Now other transactions read the parent object and get the old timestamp and so the old cache content before the transaction is committed. The transaction itself gets the new content. In Grails if you change the collection lastUpdated is automatically updated and in Rails with belongs_to and touch even a change in a child updates the lastUpdate of the parent – no manual invalidation needed.
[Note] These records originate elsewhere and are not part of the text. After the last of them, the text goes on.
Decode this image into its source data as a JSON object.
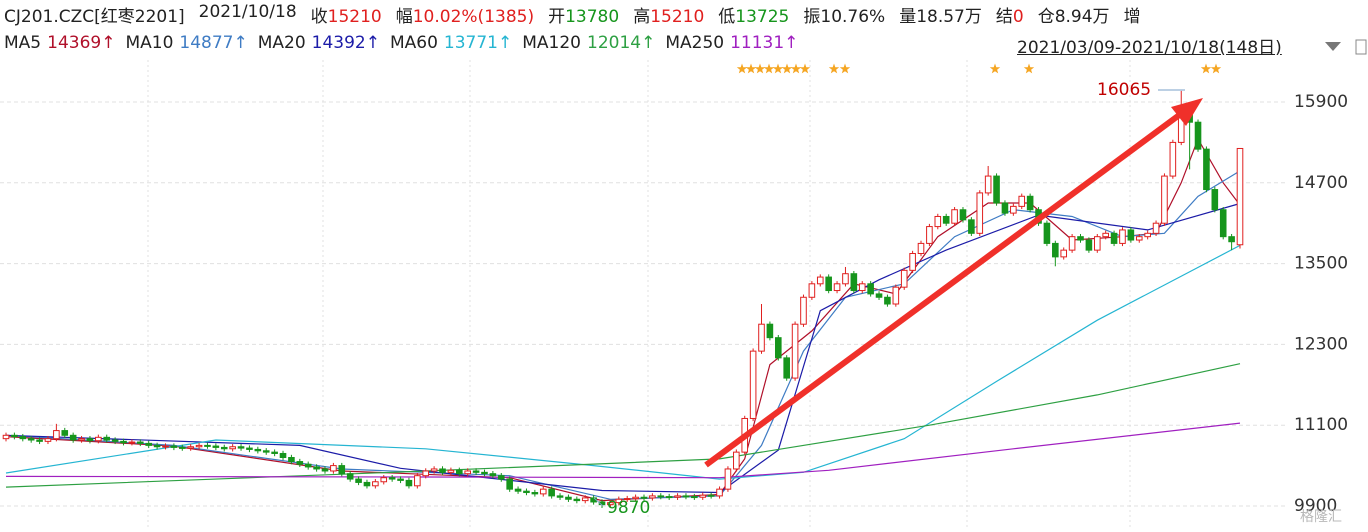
{
  "chart_data": {
    "type": "candlestick",
    "title": "CJ201.CZC[红枣2201]",
    "date": "2021/10/18",
    "quote": [
      {
        "label": "收",
        "value": "15210",
        "color": "#e0201f"
      },
      {
        "label": "幅",
        "value": "10.02%(1385)",
        "color": "#e0201f"
      },
      {
        "label": "开",
        "value": "13780",
        "color": "#16951c"
      },
      {
        "label": "高",
        "value": "15210",
        "color": "#e0201f"
      },
      {
        "label": "低",
        "value": "13725",
        "color": "#16951c"
      },
      {
        "label": "振",
        "value": "10.76%",
        "color": "#222222"
      },
      {
        "label": "量",
        "value": "18.57万",
        "color": "#222222"
      },
      {
        "label": "结",
        "value": "0",
        "color": "#e0201f"
      },
      {
        "label": "仓",
        "value": "8.94万",
        "color": "#222222"
      },
      {
        "label": "增"
      }
    ],
    "range": "2021/03/09-2021/10/18(148日)",
    "watermark": "格隆汇",
    "up_color": "#e0201f",
    "down_color": "#16951c",
    "grid": true,
    "ylim": [
      9588,
      16524
    ],
    "yticks": [
      15900,
      14700,
      13500,
      12300,
      11100,
      9900
    ],
    "annotations": [
      {
        "text": "16065",
        "color": "#c00000"
      },
      {
        "text": "9870",
        "color": "#16951c"
      }
    ],
    "open": [
      10900,
      10950,
      10930,
      10900,
      10880,
      10860,
      10900,
      11020,
      10950,
      10880,
      10900,
      10870,
      10920,
      10880,
      10860,
      10840,
      10850,
      10830,
      10800,
      10780,
      10790,
      10770,
      10760,
      10780,
      10800,
      10790,
      10770,
      10750,
      10780,
      10760,
      10740,
      10720,
      10700,
      10680,
      10620,
      10560,
      10520,
      10480,
      10450,
      10420,
      10500,
      10380,
      10300,
      10250,
      10200,
      10260,
      10320,
      10300,
      10280,
      10200,
      10350,
      10420,
      10450,
      10400,
      10430,
      10380,
      10420,
      10400,
      10380,
      10350,
      10300,
      10150,
      10120,
      10100,
      10080,
      10150,
      10050,
      10030,
      10000,
      9980,
      10020,
      9960,
      9920,
      9950,
      10000,
      10010,
      10030,
      10020,
      10050,
      10040,
      10030,
      10050,
      10040,
      10030,
      10060,
      10050,
      10150,
      10450,
      10700,
      11200,
      12200,
      12600,
      12400,
      12100,
      11800,
      12600,
      13000,
      13200,
      13300,
      13100,
      13200,
      13350,
      13100,
      13200,
      13050,
      13000,
      12900,
      13150,
      13400,
      13650,
      13800,
      14050,
      14200,
      14100,
      14300,
      14150,
      13950,
      14550,
      14800,
      14400,
      14250,
      14350,
      14500,
      14300,
      14100,
      13800,
      13600,
      13700,
      13900,
      13850,
      13700,
      13900,
      13950,
      13800,
      14000,
      13850,
      13900,
      13950,
      14100,
      14800,
      15300,
      15800,
      15600,
      15200,
      14600,
      14300,
      13900,
      13780
    ],
    "high": [
      10990,
      10990,
      10970,
      10940,
      10920,
      10940,
      11120,
      11060,
      10990,
      10940,
      10940,
      10960,
      10960,
      10920,
      10900,
      10890,
      10890,
      10870,
      10840,
      10830,
      10830,
      10810,
      10820,
      10840,
      10840,
      10830,
      10810,
      10820,
      10820,
      10800,
      10780,
      10760,
      10740,
      10720,
      10660,
      10600,
      10560,
      10520,
      10490,
      10540,
      10540,
      10420,
      10340,
      10290,
      10300,
      10360,
      10360,
      10340,
      10320,
      10390,
      10460,
      10490,
      10490,
      10470,
      10470,
      10460,
      10460,
      10440,
      10420,
      10390,
      10340,
      10190,
      10160,
      10140,
      10190,
      10190,
      10090,
      10070,
      10040,
      10060,
      10060,
      10000,
      9990,
      10040,
      10050,
      10070,
      10070,
      10090,
      10090,
      10080,
      10090,
      10090,
      10080,
      10100,
      10100,
      10190,
      10490,
      10740,
      11240,
      12240,
      12900,
      12640,
      12440,
      12140,
      12640,
      13040,
      13240,
      13340,
      13340,
      13240,
      13450,
      13390,
      13240,
      13240,
      13090,
      13040,
      13190,
      13440,
      13690,
      13840,
      14090,
      14240,
      14240,
      14340,
      14340,
      14190,
      14590,
      14950,
      14840,
      14440,
      14390,
      14540,
      14540,
      14340,
      14140,
      13840,
      13740,
      13940,
      13940,
      13890,
      13940,
      13990,
      13990,
      14040,
      14040,
      13940,
      13990,
      14140,
      14840,
      15340,
      16065,
      15840,
      15640,
      15240,
      14640,
      14340,
      13940,
      15210
    ],
    "low": [
      10860,
      10890,
      10860,
      10840,
      10820,
      10820,
      10860,
      10910,
      10840,
      10840,
      10830,
      10830,
      10840,
      10820,
      10800,
      10800,
      10790,
      10760,
      10740,
      10740,
      10730,
      10720,
      10720,
      10740,
      10750,
      10730,
      10710,
      10710,
      10720,
      10700,
      10680,
      10660,
      10640,
      10580,
      10520,
      10480,
      10440,
      10410,
      10380,
      10380,
      10340,
      10260,
      10210,
      10160,
      10160,
      10220,
      10260,
      10240,
      10160,
      10160,
      10310,
      10380,
      10360,
      10360,
      10340,
      10340,
      10360,
      10340,
      10310,
      10260,
      10110,
      10080,
      10060,
      10040,
      10040,
      10010,
      9990,
      9960,
      9940,
      9940,
      9920,
      9870,
      9880,
      9910,
      9960,
      9970,
      9980,
      9980,
      10000,
      9990,
      9990,
      10000,
      9990,
      9990,
      10010,
      10010,
      10110,
      10410,
      10660,
      11160,
      12160,
      12360,
      12060,
      11760,
      11760,
      12560,
      12960,
      13160,
      13060,
      13060,
      13160,
      13060,
      13060,
      13010,
      12960,
      12860,
      12860,
      13110,
      13360,
      13610,
      13760,
      14010,
      14060,
      14060,
      14110,
      13910,
      13910,
      14510,
      14360,
      14210,
      14210,
      14310,
      14260,
      14060,
      13760,
      13460,
      13560,
      13660,
      13810,
      13660,
      13660,
      13860,
      13760,
      13760,
      13810,
      13810,
      13860,
      13910,
      14060,
      14760,
      15260,
      14900,
      15160,
      14560,
      14260,
      13860,
      13700,
      13725
    ],
    "close": [
      10950,
      10930,
      10900,
      10880,
      10860,
      10900,
      11020,
      10950,
      10880,
      10900,
      10870,
      10920,
      10880,
      10860,
      10840,
      10850,
      10830,
      10800,
      10780,
      10790,
      10770,
      10760,
      10780,
      10800,
      10790,
      10770,
      10750,
      10780,
      10760,
      10740,
      10720,
      10700,
      10680,
      10620,
      10560,
      10520,
      10480,
      10450,
      10420,
      10500,
      10380,
      10300,
      10250,
      10200,
      10260,
      10320,
      10300,
      10280,
      10200,
      10350,
      10420,
      10450,
      10400,
      10430,
      10380,
      10420,
      10400,
      10380,
      10350,
      10300,
      10150,
      10120,
      10100,
      10080,
      10150,
      10050,
      10030,
      10000,
      9980,
      10020,
      9960,
      9920,
      9950,
      10000,
      10010,
      10030,
      10020,
      10050,
      10040,
      10030,
      10050,
      10040,
      10030,
      10060,
      10050,
      10150,
      10450,
      10700,
      11200,
      12200,
      12600,
      12400,
      12100,
      11800,
      12600,
      13000,
      13200,
      13300,
      13100,
      13200,
      13350,
      13100,
      13200,
      13050,
      13000,
      12900,
      13150,
      13400,
      13650,
      13800,
      14050,
      14200,
      14100,
      14300,
      14150,
      13950,
      14550,
      14800,
      14400,
      14250,
      14350,
      14500,
      14300,
      14100,
      13800,
      13600,
      13700,
      13900,
      13850,
      13700,
      13900,
      13950,
      13800,
      14000,
      13850,
      13900,
      13950,
      14100,
      14800,
      15300,
      15800,
      15600,
      15200,
      14600,
      14300,
      13900,
      13825,
      15210
    ],
    "ma": [
      {
        "name": "MA5",
        "value": "14369↑",
        "color": "#b0102a",
        "x": [
          0,
          20,
          40,
          60,
          71,
          85,
          88,
          91,
          96,
          101,
          106,
          111,
          117,
          122,
          127,
          133,
          137,
          140,
          142,
          145,
          147
        ],
        "values": [
          10930,
          10790,
          10420,
          10320,
          9980,
          10070,
          10600,
          12000,
          12500,
          13200,
          13050,
          13900,
          14400,
          14400,
          13850,
          13900,
          13950,
          14700,
          15350,
          14700,
          14369
        ]
      },
      {
        "name": "MA10",
        "value": "14877↑",
        "color": "#3f7cc4",
        "x": [
          0,
          20,
          40,
          60,
          72,
          85,
          90,
          95,
          100,
          107,
          113,
          120,
          127,
          133,
          138,
          142,
          147
        ],
        "values": [
          10950,
          10800,
          10450,
          10350,
          10000,
          10050,
          10800,
          12200,
          13000,
          13200,
          13900,
          14300,
          14200,
          13900,
          13950,
          14500,
          14877
        ]
      },
      {
        "name": "MA20",
        "value": "14392↑",
        "color": "#1c1ca8",
        "x": [
          0,
          35,
          47,
          71,
          85,
          92,
          97,
          104,
          112,
          123,
          136,
          147
        ],
        "values": [
          10950,
          10800,
          10460,
          10130,
          10100,
          10730,
          12800,
          13260,
          13700,
          14220,
          14000,
          14392
        ]
      },
      {
        "name": "MA60",
        "value": "13771↑",
        "color": "#25b5d2",
        "x": [
          0,
          25,
          50,
          70,
          85,
          95,
          107,
          118,
          130,
          147
        ],
        "values": [
          10390,
          10880,
          10750,
          10500,
          10300,
          10400,
          10900,
          11750,
          12660,
          13771
        ]
      },
      {
        "name": "MA120",
        "value": "12014↑",
        "color": "#2ea043",
        "x": [
          0,
          50,
          85,
          110,
          130,
          147
        ],
        "values": [
          10180,
          10420,
          10600,
          11100,
          11550,
          12014
        ]
      },
      {
        "name": "MA250",
        "value": "11131↑",
        "color": "#a020c0",
        "x": [
          0,
          50,
          85,
          98,
          120,
          147
        ],
        "values": [
          10340,
          10330,
          10320,
          10430,
          10750,
          11131
        ]
      }
    ]
  }
}
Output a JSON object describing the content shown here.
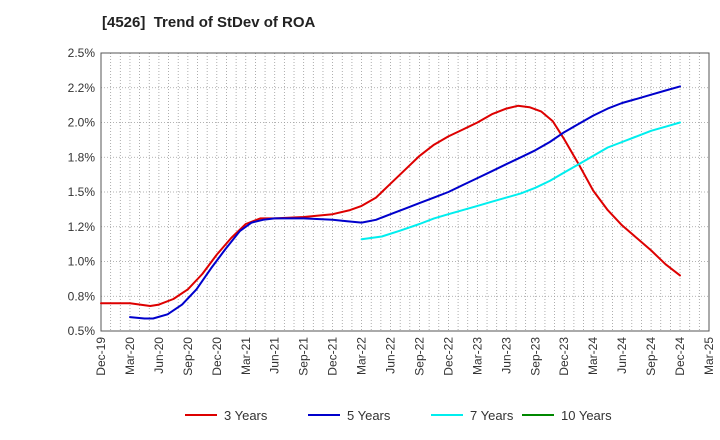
{
  "chart_data": {
    "type": "line",
    "title": "[4526]  Trend of StDev of ROA",
    "xlabel": "",
    "ylabel": "",
    "x_categories": [
      "Dec-19",
      "Mar-20",
      "Jun-20",
      "Sep-20",
      "Dec-20",
      "Mar-21",
      "Jun-21",
      "Sep-21",
      "Dec-21",
      "Mar-22",
      "Jun-22",
      "Sep-22",
      "Dec-22",
      "Mar-23",
      "Jun-23",
      "Sep-23",
      "Dec-23",
      "Mar-24",
      "Jun-24",
      "Sep-24",
      "Dec-24",
      "Mar-25"
    ],
    "y_ticks": [
      "0.5%",
      "0.8%",
      "1.0%",
      "1.2%",
      "1.5%",
      "1.8%",
      "2.0%",
      "2.2%",
      "2.5%"
    ],
    "ylim": [
      0.5,
      2.5
    ],
    "grid": true,
    "legend_position": "bottom",
    "series": [
      {
        "name": "3 Years",
        "color": "#dd0000",
        "points": [
          [
            0,
            0.7
          ],
          [
            1,
            0.7
          ],
          [
            1.7,
            0.68
          ],
          [
            2,
            0.69
          ],
          [
            2.5,
            0.73
          ],
          [
            3,
            0.8
          ],
          [
            3.5,
            0.91
          ],
          [
            4,
            1.05
          ],
          [
            4.5,
            1.17
          ],
          [
            5,
            1.27
          ],
          [
            5.5,
            1.31
          ],
          [
            6,
            1.31
          ],
          [
            7,
            1.32
          ],
          [
            8,
            1.34
          ],
          [
            8.6,
            1.37
          ],
          [
            9,
            1.4
          ],
          [
            9.5,
            1.46
          ],
          [
            10,
            1.56
          ],
          [
            10.5,
            1.66
          ],
          [
            11,
            1.76
          ],
          [
            11.5,
            1.84
          ],
          [
            12,
            1.9
          ],
          [
            12.5,
            1.95
          ],
          [
            13,
            2.0
          ],
          [
            13.5,
            2.06
          ],
          [
            14,
            2.1
          ],
          [
            14.4,
            2.12
          ],
          [
            14.8,
            2.11
          ],
          [
            15.2,
            2.08
          ],
          [
            15.6,
            2.01
          ],
          [
            16,
            1.88
          ],
          [
            16.5,
            1.7
          ],
          [
            17,
            1.51
          ],
          [
            17.5,
            1.37
          ],
          [
            18,
            1.26
          ],
          [
            18.5,
            1.17
          ],
          [
            19,
            1.08
          ],
          [
            19.5,
            0.98
          ],
          [
            20,
            0.9
          ]
        ]
      },
      {
        "name": "5 Years",
        "color": "#0000cc",
        "points": [
          [
            1,
            0.6
          ],
          [
            1.5,
            0.59
          ],
          [
            1.8,
            0.59
          ],
          [
            2.3,
            0.62
          ],
          [
            2.8,
            0.69
          ],
          [
            3.3,
            0.8
          ],
          [
            3.8,
            0.95
          ],
          [
            4.3,
            1.09
          ],
          [
            4.8,
            1.22
          ],
          [
            5.2,
            1.28
          ],
          [
            5.6,
            1.3
          ],
          [
            6,
            1.31
          ],
          [
            7,
            1.31
          ],
          [
            8,
            1.3
          ],
          [
            8.5,
            1.29
          ],
          [
            9,
            1.28
          ],
          [
            9.5,
            1.3
          ],
          [
            10,
            1.34
          ],
          [
            10.5,
            1.38
          ],
          [
            11,
            1.42
          ],
          [
            11.5,
            1.46
          ],
          [
            12,
            1.5
          ],
          [
            12.5,
            1.55
          ],
          [
            13,
            1.6
          ],
          [
            13.5,
            1.65
          ],
          [
            14,
            1.7
          ],
          [
            14.5,
            1.75
          ],
          [
            15,
            1.8
          ],
          [
            15.5,
            1.86
          ],
          [
            16,
            1.93
          ],
          [
            16.5,
            1.99
          ],
          [
            17,
            2.05
          ],
          [
            17.5,
            2.1
          ],
          [
            18,
            2.14
          ],
          [
            18.5,
            2.17
          ],
          [
            19,
            2.2
          ],
          [
            19.5,
            2.23
          ],
          [
            20,
            2.26
          ]
        ]
      },
      {
        "name": "7 Years",
        "color": "#00eeee",
        "points": [
          [
            9,
            1.16
          ],
          [
            9.7,
            1.18
          ],
          [
            10.3,
            1.22
          ],
          [
            11,
            1.27
          ],
          [
            11.5,
            1.31
          ],
          [
            12,
            1.34
          ],
          [
            12.5,
            1.37
          ],
          [
            13,
            1.4
          ],
          [
            13.5,
            1.43
          ],
          [
            14,
            1.46
          ],
          [
            14.5,
            1.49
          ],
          [
            15,
            1.53
          ],
          [
            15.5,
            1.58
          ],
          [
            16,
            1.64
          ],
          [
            16.5,
            1.7
          ],
          [
            17,
            1.76
          ],
          [
            17.5,
            1.82
          ],
          [
            18,
            1.86
          ],
          [
            18.5,
            1.9
          ],
          [
            19,
            1.94
          ],
          [
            19.5,
            1.97
          ],
          [
            20,
            2.0
          ]
        ]
      },
      {
        "name": "10 Years",
        "color": "#008800",
        "points": []
      }
    ]
  }
}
Excourse: using memcached with Grails

If you want to use memcached from the JVM there is a good library which wraps common calls: spymemcached. If you want to use spymemcached from Grails you drop the jar into your lib folder and wrap it in a Service:

class MemcachedService implements InitializingBean {
  static final Object NULL = "NULL"
  def MemcachedClient memcachedClient

  def void afterPropertiesSet() {
    memcachedClient = new MemcachedClient(
      new ConnectionFactoryBuilder().setTranscoder(new CustomSerializingTranscoder()).build(),
      AddrUtil.getAddresses("localhost:11211")
    )
  }

  def connected() {
    return !memcachedClient.availableServers.isEmpty()
  }

  def get(String key) {
    return memcachedClient.get(key)
  }

  def set(String key, Object value) {
    memcachedClient.set(key, 600, value)
  }

  def clear() {
    memcachedClient.flush()
  }
}

Spymemcached serializes your cache content so you need to make all your cached classes implement Serializable. Since Grails uses its own class loaders we had problems with deserializing and used a custom serializing transcoder to get the right class loader (taken from this issue):

public class CustomSerializingTranscoder extends SerializingTranscoder {

  @Override
  protected Object deserialize(byte[] bytes) {
    final ClassLoader currentClassLoader = Thread.currentThread().getContextClassLoader();
    ObjectInputStream in = null;
    try {
      ByteArrayInputStream bs = new ByteArrayInputStream(bytes);
      in = new ObjectInputStream(bs) {
        @Override
        protected Class<ObjectStreamClass> resolveClass(ObjectStreamClass objectStreamClass) throws IOException, ClassNotFoundException {
          try {
            return (Class<ObjectStreamClass>) currentClassLoader.loadClass(objectStreamClass.getName());
          } catch (Exception e) {
            return (Class<ObjectStreamClass>) super.resolveClass(objectStreamClass);
          }
        }
      };
      return in.readObject();
    } catch (Exception e) {
      e.printStackTrace();
      throw new RuntimeException(e);
    } finally {
      closeStream(in);
    }
  }

  private static void closeStream(Closeable c) {
    if (c != null) {
      try {
        c.close();
      } catch (IOException e) {
        e.printStackTrace();
      }
    }
  }
}

With the connected method you can check if any memcached instances are available. Which is better than calling a method and waiting for the timeout.

def connected() {
  return !memcachedClient.availableServers.isEmpty()
}

Now you can inject your Service where you need to and cache along.

Cache the outermost layer

If you use Hibernate you get database based caching almost for free, so why bother using another cache? In one application we used Hibernate to fetch a large chunk of data from the database and even with caches it took 100 ms. Measuring the code showed that the processing of the data (conversion for the client) took by far the biggest chunk. Caching the processed data lead to 2 ms for the whole request. So one take away is here that caching the result of (user indepedent) calculations and conversions can speed up your request even further. When you got static resources you could also use HTTP directives.